Mark E. McMurtrey

 Mark E. McMurtrey, professor of management information systems and Master of Business Administration program director at the University of Central Arkansas, has been awarded the Southwest Decision Sciences Institute (SWDSI) Outstanding Educator Award.

On behalf of the SWDSI, the Federation of Business Disciplines presents the award each year to an individual who has made an outstanding contribution to the decision sciences discipline. 

The SWDSI is a division of the Decision Sciences Institute, a professional organization made up of those interested in sharing research on the study of decision processes and the application of quantitative and behavioral methods to the problems of society. The Outstanding Educator Award is one of the most prestigious honors presented by the Federation of Business Disciplines and SWDSI. 

“It generally takes many years or decades to be able to win something like this,” said McMurtrey, who received the award in San Antonio at the organization’s annual meeting in March. “Knowing that my name will be forever linked with these other winners is absolutely humbling and quite an honor.
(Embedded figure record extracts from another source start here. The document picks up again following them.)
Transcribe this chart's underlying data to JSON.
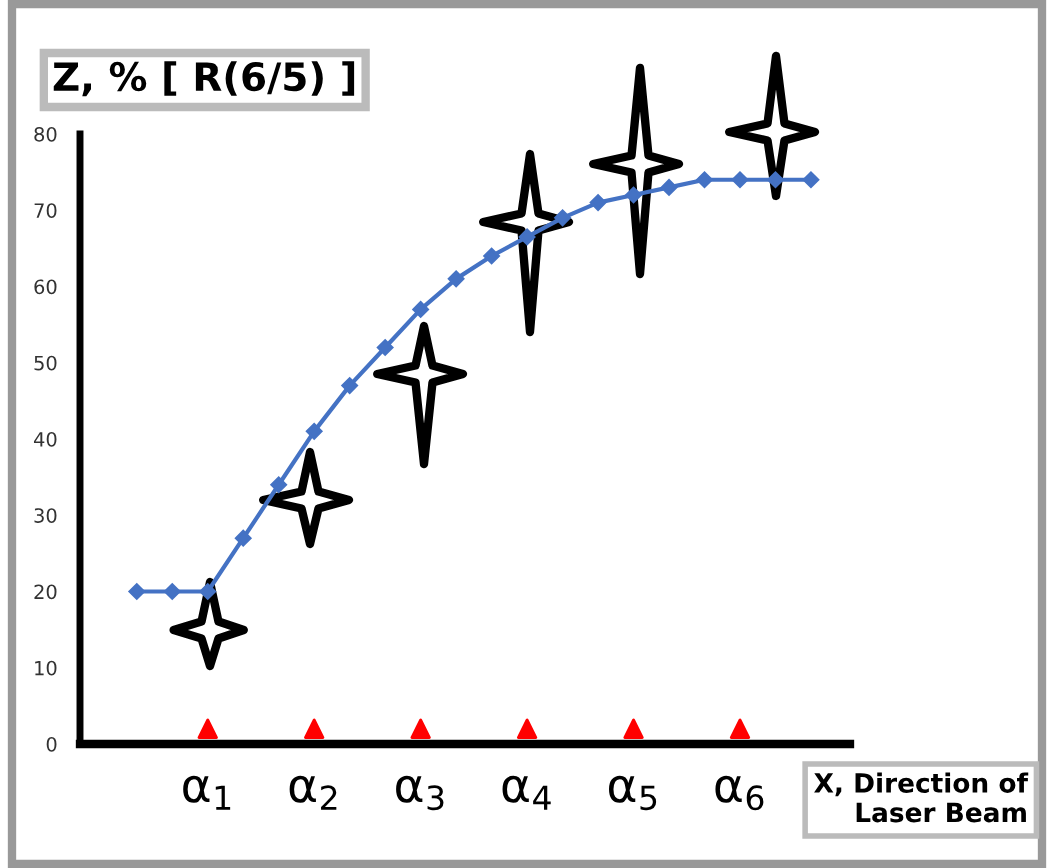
{
  "chart_data": {
    "type": "line",
    "ylabel": "Z, % [ R(6/5) ]",
    "xlabel": "X, Direction of\nLaser Beam",
    "categories": [
      null,
      null,
      "α$_{1}$",
      null,
      null,
      "α$_{2}$",
      null,
      null,
      "α$_{3}$",
      null,
      null,
      "α$_{4}$",
      null,
      null,
      "α$_{5}$",
      null,
      null,
      "α$_{6}$",
      null,
      null
    ],
    "series": [
      {
        "color": "#4472c4",
        "marker": "diamond",
        "values": [
          20,
          20,
          20,
          27,
          34,
          41,
          47,
          52,
          57,
          61,
          64,
          66.5,
          69,
          71,
          72,
          73,
          74,
          74,
          74,
          74
        ]
      },
      {
        "type": "scatter",
        "color": "#ff0000",
        "marker": "triangle",
        "values": [
          null,
          null,
          2,
          null,
          null,
          2,
          null,
          null,
          2,
          null,
          null,
          2,
          null,
          null,
          2,
          null,
          null,
          2,
          null,
          null
        ]
      }
    ],
    "ylim": [
      0,
      80
    ],
    "yticks": [
      0,
      10,
      20,
      30,
      40,
      50,
      60,
      70,
      80
    ],
    "grid": false,
    "legend": false
  }
}
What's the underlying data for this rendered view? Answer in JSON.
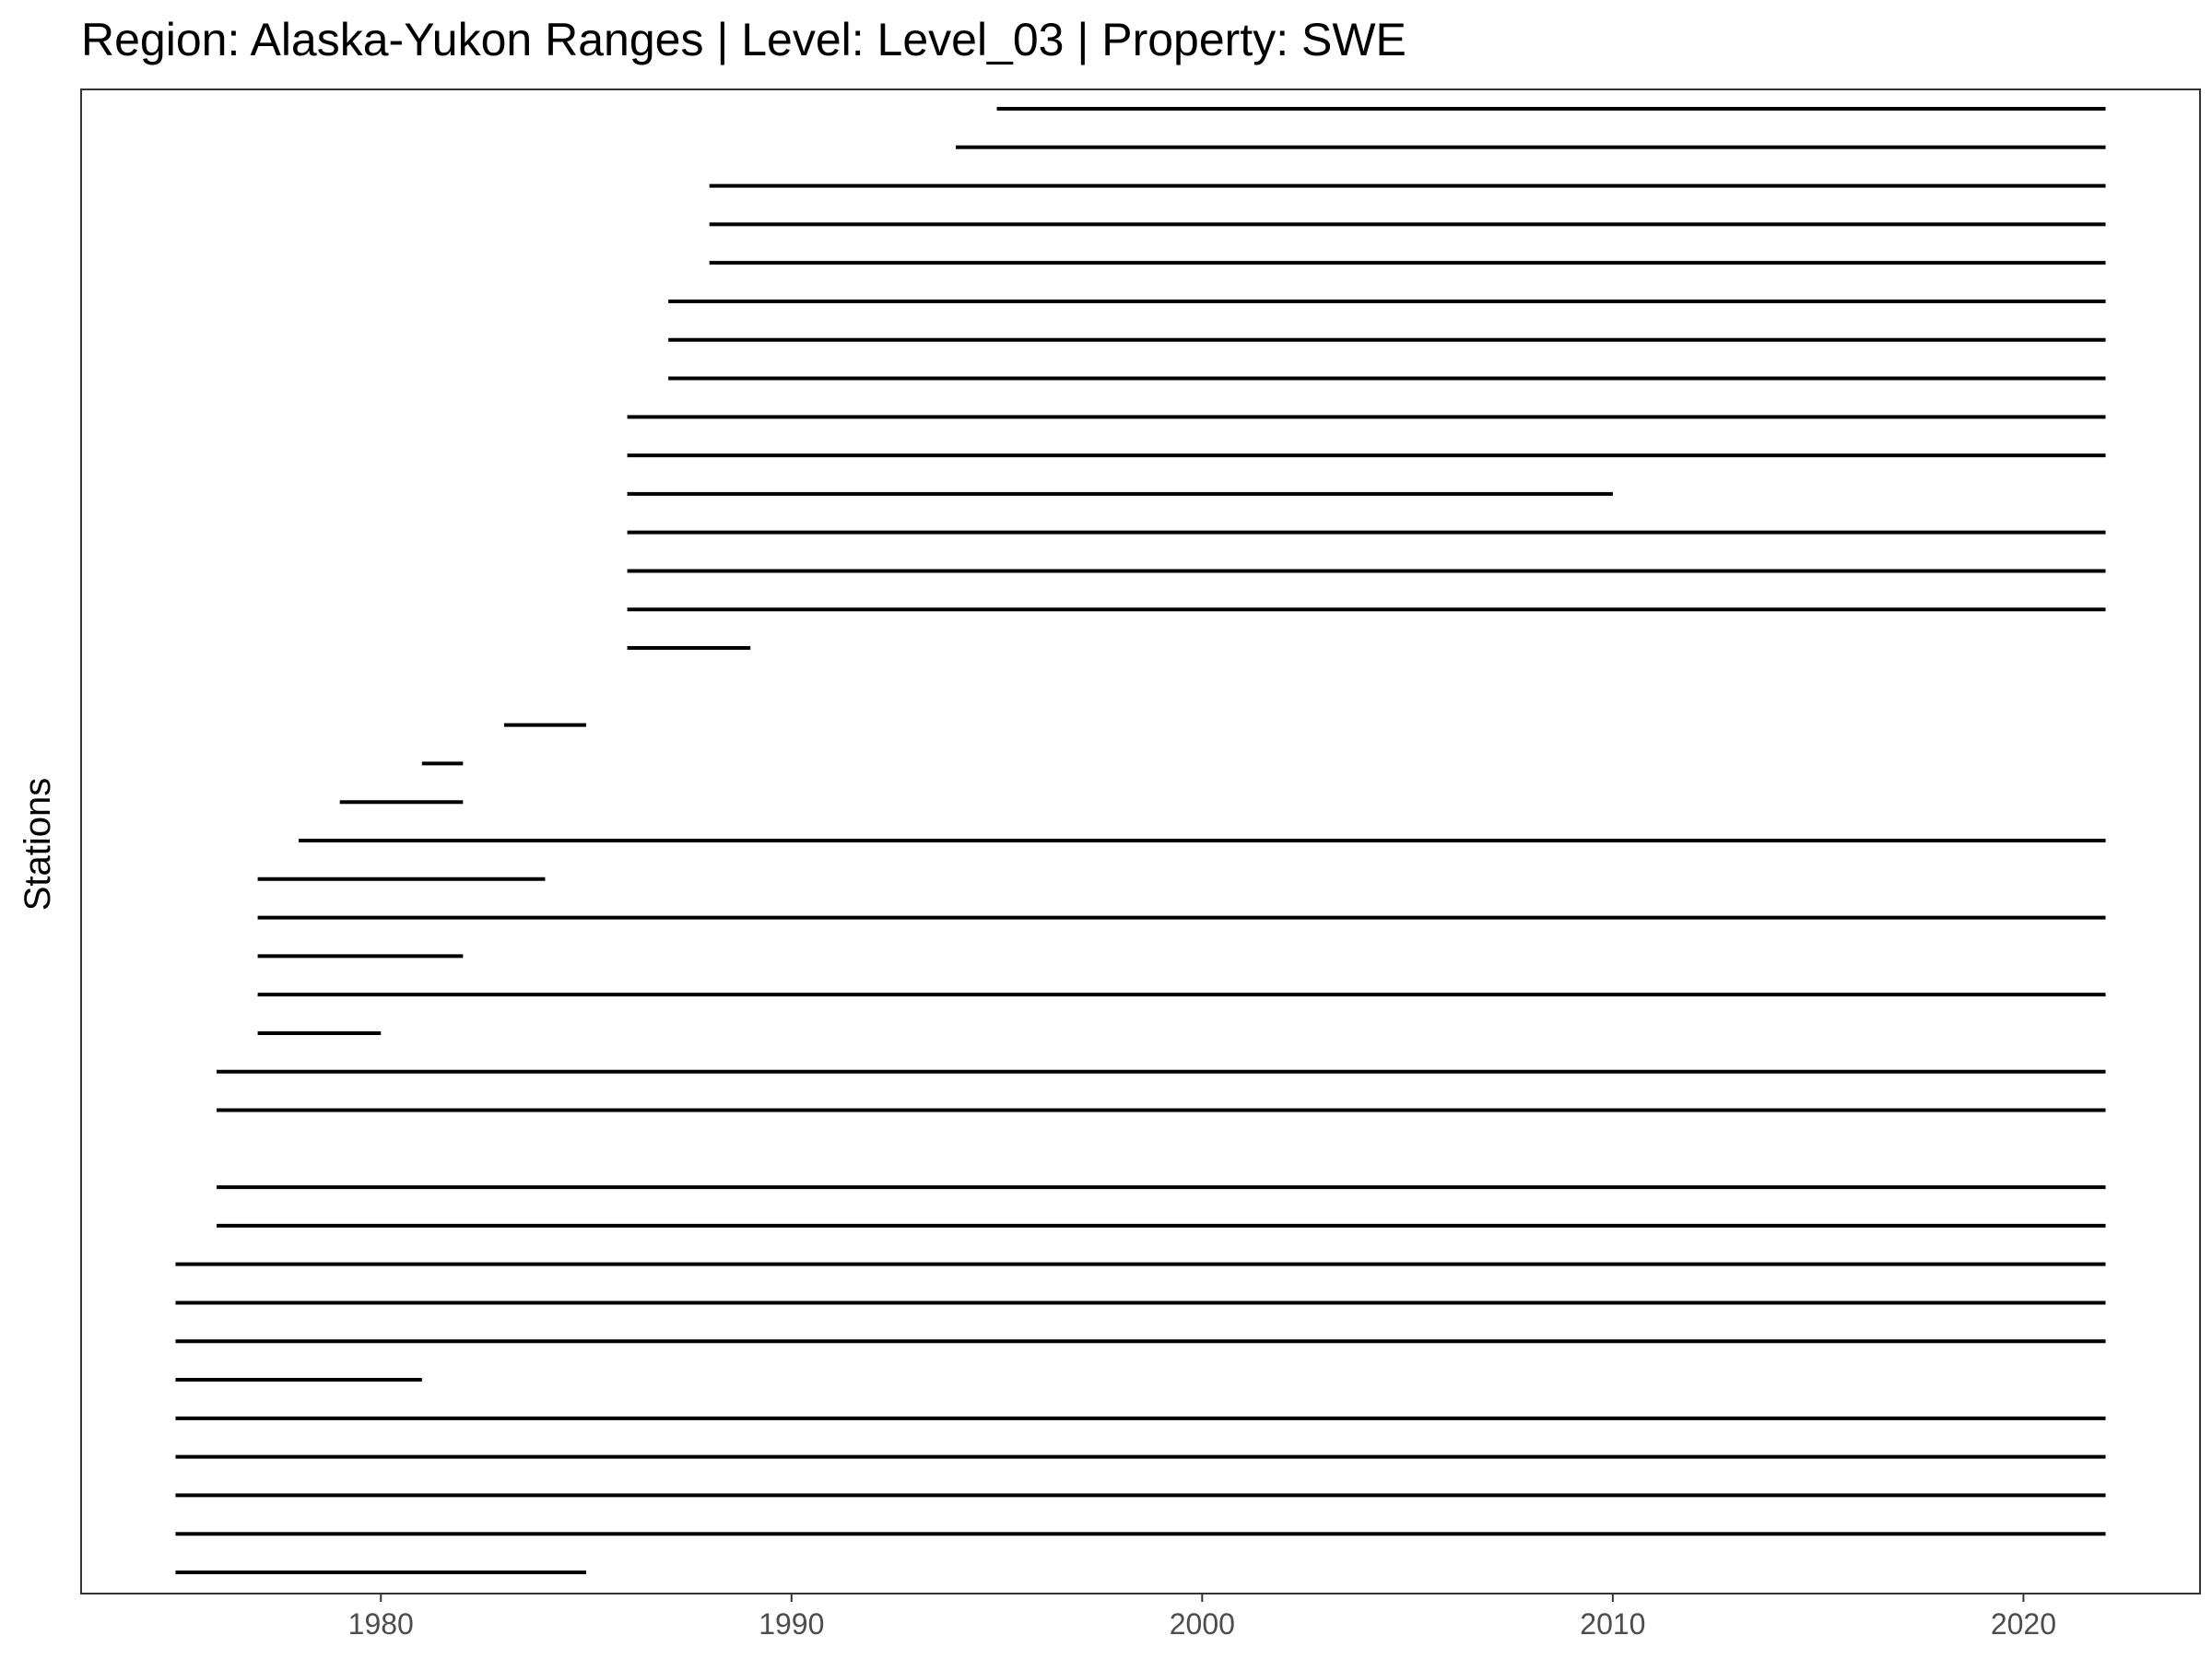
{
  "chart_data": {
    "type": "line",
    "title": "Region: Alaska-Yukon Ranges | Level: Level_03 | Property: SWE",
    "xlabel": "",
    "ylabel": "Stations",
    "xlim": [
      1972.7,
      2024.3
    ],
    "x_ticks": [
      "1980",
      "1990",
      "2000",
      "2010",
      "2020"
    ],
    "y_ticks": [],
    "grid": false,
    "legend": "none",
    "line_color": "#000000",
    "series": [
      {
        "start": 1975,
        "end": 1985
      },
      {
        "start": 1975,
        "end": 2022
      },
      {
        "start": 1975,
        "end": 2022
      },
      {
        "start": 1975,
        "end": 2022
      },
      {
        "start": 1975,
        "end": 2022
      },
      {
        "start": 1975,
        "end": 1981
      },
      {
        "start": 1975,
        "end": 2022
      },
      {
        "start": 1975,
        "end": 2022
      },
      {
        "start": 1975,
        "end": 2022
      },
      {
        "start": 1976,
        "end": 2022
      },
      {
        "start": 1976,
        "end": 2022
      },
      null,
      {
        "start": 1976,
        "end": 2022
      },
      {
        "start": 1976,
        "end": 2022
      },
      {
        "start": 1977,
        "end": 1980
      },
      {
        "start": 1977,
        "end": 2022
      },
      {
        "start": 1977,
        "end": 1982
      },
      {
        "start": 1977,
        "end": 2022
      },
      {
        "start": 1977,
        "end": 1984
      },
      {
        "start": 1978,
        "end": 2022
      },
      {
        "start": 1979,
        "end": 1982
      },
      {
        "start": 1981,
        "end": 1982
      },
      {
        "start": 1983,
        "end": 1985
      },
      null,
      {
        "start": 1986,
        "end": 1989
      },
      {
        "start": 1986,
        "end": 2022
      },
      {
        "start": 1986,
        "end": 2022
      },
      {
        "start": 1986,
        "end": 2022
      },
      {
        "start": 1986,
        "end": 2010
      },
      {
        "start": 1986,
        "end": 2022
      },
      {
        "start": 1986,
        "end": 2022
      },
      {
        "start": 1987,
        "end": 2022
      },
      {
        "start": 1987,
        "end": 2022
      },
      {
        "start": 1987,
        "end": 2022
      },
      {
        "start": 1988,
        "end": 2022
      },
      {
        "start": 1988,
        "end": 2022
      },
      {
        "start": 1988,
        "end": 2022
      },
      {
        "start": 1994,
        "end": 2022
      },
      {
        "start": 1995,
        "end": 2022
      }
    ]
  }
}
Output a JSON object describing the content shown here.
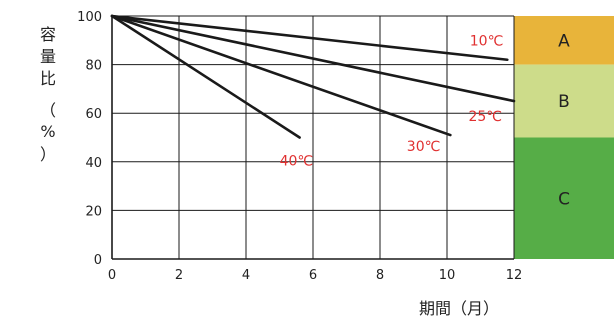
{
  "chart_data": {
    "type": "line",
    "ylabel_chars": [
      "容",
      "量",
      "比",
      "（",
      "%",
      "）"
    ],
    "xlabel": "期間（月）",
    "xlim": [
      0,
      12
    ],
    "ylim": [
      0,
      100
    ],
    "x_ticks": [
      "0",
      "2",
      "4",
      "6",
      "8",
      "10",
      "12"
    ],
    "y_ticks": [
      "0",
      "20",
      "40",
      "60",
      "80",
      "100"
    ],
    "grid": true,
    "series": [
      {
        "name": "10℃",
        "x": [
          0,
          11.8
        ],
        "y": [
          100,
          82
        ]
      },
      {
        "name": "25℃",
        "x": [
          0,
          12
        ],
        "y": [
          100,
          65
        ]
      },
      {
        "name": "30℃",
        "x": [
          0,
          10.1
        ],
        "y": [
          100,
          51
        ]
      },
      {
        "name": "40℃",
        "x": [
          0,
          5.6
        ],
        "y": [
          100,
          50
        ]
      }
    ],
    "bands": [
      {
        "label": "A",
        "y_from": 80,
        "y_to": 100,
        "color": "#e8b43a"
      },
      {
        "label": "B",
        "y_from": 50,
        "y_to": 80,
        "color": "#cddc8a"
      },
      {
        "label": "C",
        "y_from": 0,
        "y_to": 50,
        "color": "#56ad47"
      }
    ],
    "colors": {
      "line": "#1a1a1a",
      "label": "#e03030",
      "grid": "#1a1a1a"
    }
  }
}
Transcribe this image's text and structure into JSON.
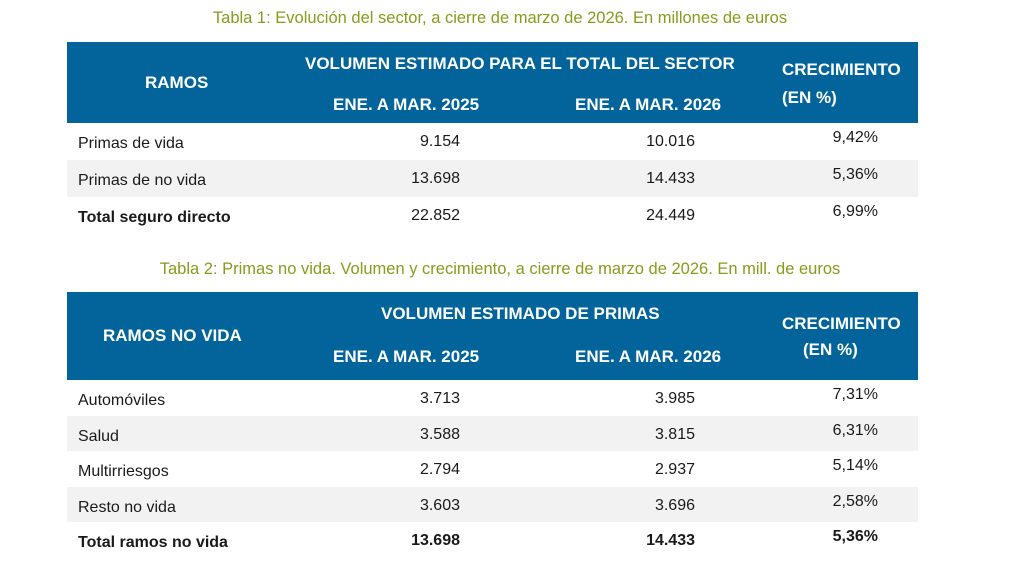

I know my family is proud of me, and my late parents as well.”

McMurtrey has served as program chair for the SWDSI’s 2017 conference and served as the organization’s president from 2019-20.

He is in his 19th year as professor at UCA and fifth year as MBA director. He began his journey as an educator at the University of Arkansas in 1985 and has served as a faculty member at Francis Marion University, the University of South Carolina and the University of Idaho.

He has provided consulting for Fortune 500 firms and has published articles in numerous journals. He has also served as adviser for UCA’s Business and Information Technology Club for more than 17 years. 

“To get to prepare the future leaders of tomorrow and see them succeed as the years go by is probably the most meaningful thing to me,” he said. “Watching them grow is quite rewarding, knowing that I played perhaps a small but significant role in it.”

McMurtrey said the colleagues, deans and department chairs he’s worked with over the years have demonstrated support of his service goals and research on personnel matters relating to information systems employees, systems development processes and matching employer skill set requirements with recent college graduates.

“There is an old saying that if you find a job you love, you’ll never work a day in your life,” he said. “That is true for me. I enjoy all of the people I work with from the dean’s office to the housekeeping staff. I know all of them by name and enjoy my relationships that have been formed over the years.”